I tweeted about ORM last week, and since then several people have asked me to clarify what I meant. I have actually previously written about ORM, but it was in the context of a larger discussion about SQL and I shouldn’t have confused the two issues. So here I’m going to focus on ORM itself. I’m also going to try to be very brief, since it became very apparent from my SQL article that people tend to stop reading at the first sentence that makes them angry (and then leave a comment about it, whether or not their point is addressed later on).
What’s an anti-pattern?
I was pleased to discover that Wikipedia has a comprehensive list of anti-patterns, both from within the world of programming and outside of it. The reason I call ORM an anti-pattern is because it matches the two criteria the author of AntiPatterns used to distinguish anti-patterns from mere bad habits, specifically:
It initially appears to be beneficial, but in the long term has more bad consequences than good ones
An alternative solution exists that is proven and repeatable
It is the first characteristic that has led to ORM’s maddening (to me) popularity: it seems like a good idea at first, and by the time the problems become apparent, it’s too late to switch away.
What do you mean by ORM?
The chief offender that I’m talking about is ActiveRecord, made famous by Ruby on Rails and ported to half a dozen languages since then.
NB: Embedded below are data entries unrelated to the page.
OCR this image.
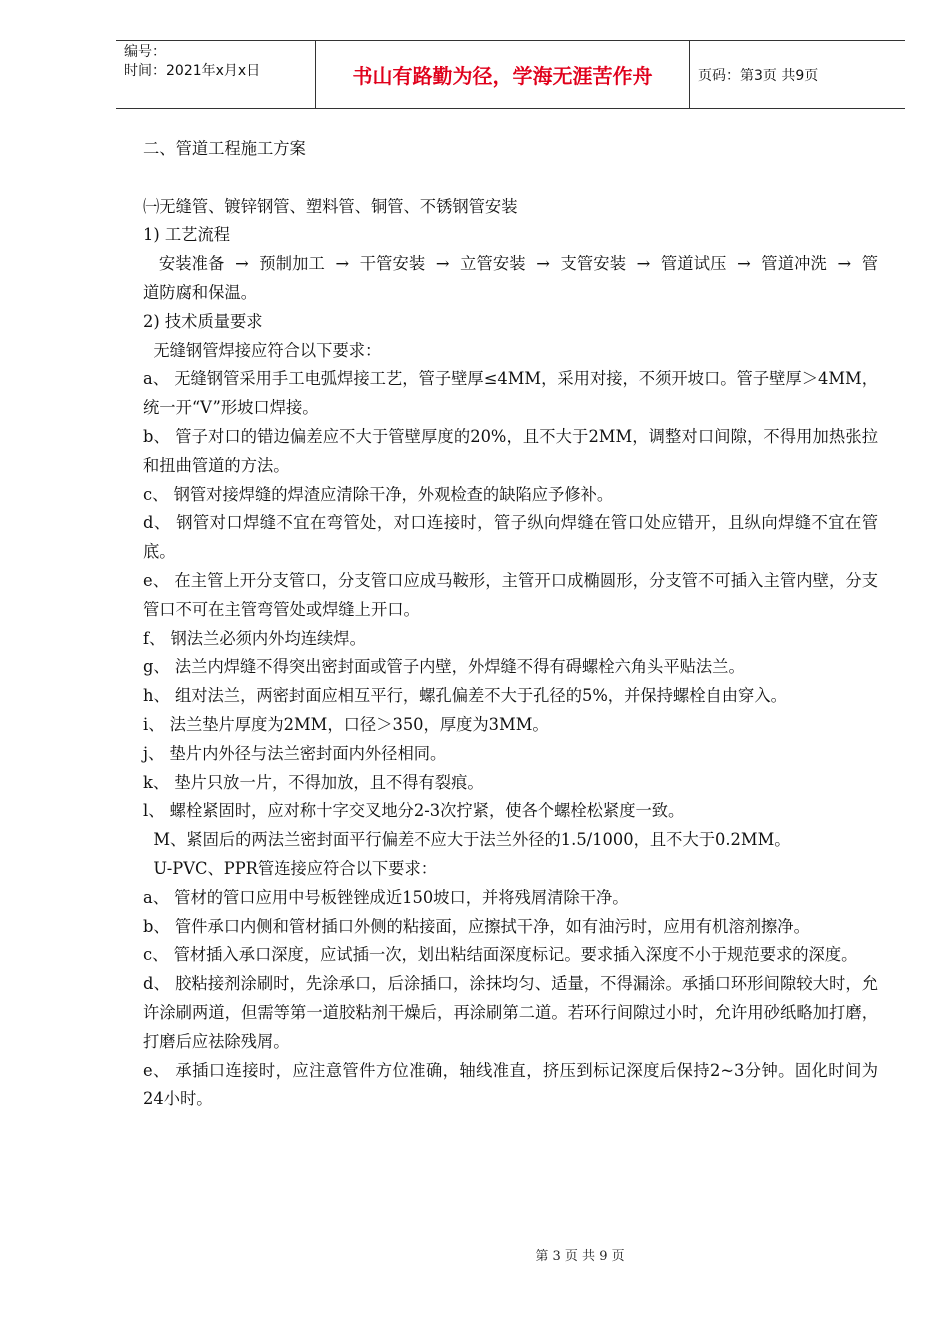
编号：
时间：2021年x月x日	书山有路勤为径，学海无涯苦作舟	页码：第3页 共9页

二、管道工程施工方案

㈠无缝管、镀锌钢管、塑料管、铜管、不锈钢管安装

1) 工艺流程

安装准备  →  预制加工  →  干管安装  →  立管安装  →  支管安装  →  管道试压  →  管道冲洗  →  管道防腐和保温。

2) 技术质量要求

无缝钢管焊接应符合以下要求：

a、 无缝钢管采用手工电弧焊接工艺，管子壁厚≤4MM，采用对接，不须开坡口。管子壁厚＞4MM，统一开“V”形坡口焊接。

b、 管子对口的错边偏差应不大于管壁厚度的20%，且不大于2MM，调整对口间隙，不得用加热张拉和扭曲管道的方法。

c、 钢管对接焊缝的焊渣应清除干净，外观检查的缺陷应予修补。

d、 钢管对口焊缝不宜在弯管处，对口连接时，管子纵向焊缝在管口处应错开，且纵向焊缝不宜在管底。

e、 在主管上开分支管口，分支管口应成马鞍形，主管开口成椭圆形，分支管不可插入主管内壁，分支管口不可在主管弯管处或焊缝上开口。

f、 钢法兰必须内外均连续焊。

g、 法兰内焊缝不得突出密封面或管子内壁，外焊缝不得有碍螺栓六角头平贴法兰。

h、 组对法兰，两密封面应相互平行，螺孔偏差不大于孔径的5%，并保持螺栓自由穿入。

i、 法兰垫片厚度为2MM，口径＞350，厚度为3MM。

j、 垫片内外径与法兰密封面内外径相同。

k、 垫片只放一片，不得加放，且不得有裂痕。

l、 螺栓紧固时，应对称十字交叉地分2-3次拧紧，使各个螺栓松紧度一致。

M、紧固后的两法兰密封面平行偏差不应大于法兰外径的1.5/1000，且不大于0.2MM。

U-PVC、PPR管连接应符合以下要求：

a、 管材的管口应用中号板锉锉成近150坡口，并将残屑清除干净。

b、 管件承口内侧和管材插口外侧的粘接面，应擦拭干净，如有油污时，应用有机溶剂擦净。

c、 管材插入承口深度，应试插一次，划出粘结面深度标记。要求插入深度不小于规范要求的深度。

d、 胶粘接剂涂刷时，先涂承口，后涂插口，涂抹均匀、适量，不得漏涂。承插口环形间隙较大时，允许涂刷两道，但需等第一道胶粘剂干燥后，再涂刷第二道。若环行间隙过小时，允许用砂纸略加打磨，打磨后应祛除残屑。

e、 承插口连接时，应注意管件方位准确，轴线准直，挤压到标记深度后保持2~3分钟。固化时间为24小时。

第 3 页 共 9 页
However, the same criticisms largely apply to other ORM layers like Hibernate in Java and Doctrine in PHP.
The benefits of ORM
Simplicity: some ORM layers will tell you that they “eliminate the need for SQL”. This is a promise I have yet to see delivered. Others will more realistically claim that they reduce the need to write SQL but allow you to use it when you need it. For simple models, and early in a project, this is definitely a benefit: you will get up and running
faster with ORM, no doubt about it. However, you will be running in the wrong direction.
Code generation: eliminating user-level code from the model through ORM opens the way for code generation, the “scaffolding” pattern which can give you a functional interface to all your tables through a simple description of your schema. Even more magically, you can change your schema description and re-generate the code, eliminating CRUD. Again, this definitely works initially.
Efficiency is “good enough”: none of the ORM layers I’ve seen claim efficiency gains. They are all fairly explicit that you are making a sacrifice of efficiency for code agility. If things get slow, you can always override your ORM methods with more efficient hand-coded SQL. Right?
The problems with ORM
The most obvious problem with ORM as an abstraction is that it does not adequately abstract away the implementation details. The documentation of all the major ORM libraries is rife with references to SQL concepts. Some introduce them without indicating their equivalents in SQL, while others treat the library as merely a set of procedural functions for generating SQL.
The whole point of an abstraction is that it is supposed to simplify. An abstraction of SQL that requires you to understand SQL anyway is doubling the amount you need to learn: first you need to learn what the SQL you’re trying to run is, then you have to learn the API to get your ORM to write it for you. In Hibernate, to perform complicated SQL you actually have to learn a third language, HQL, which is maddeningly almost-but-not-quite SQL, which then gets translated to SQL for you.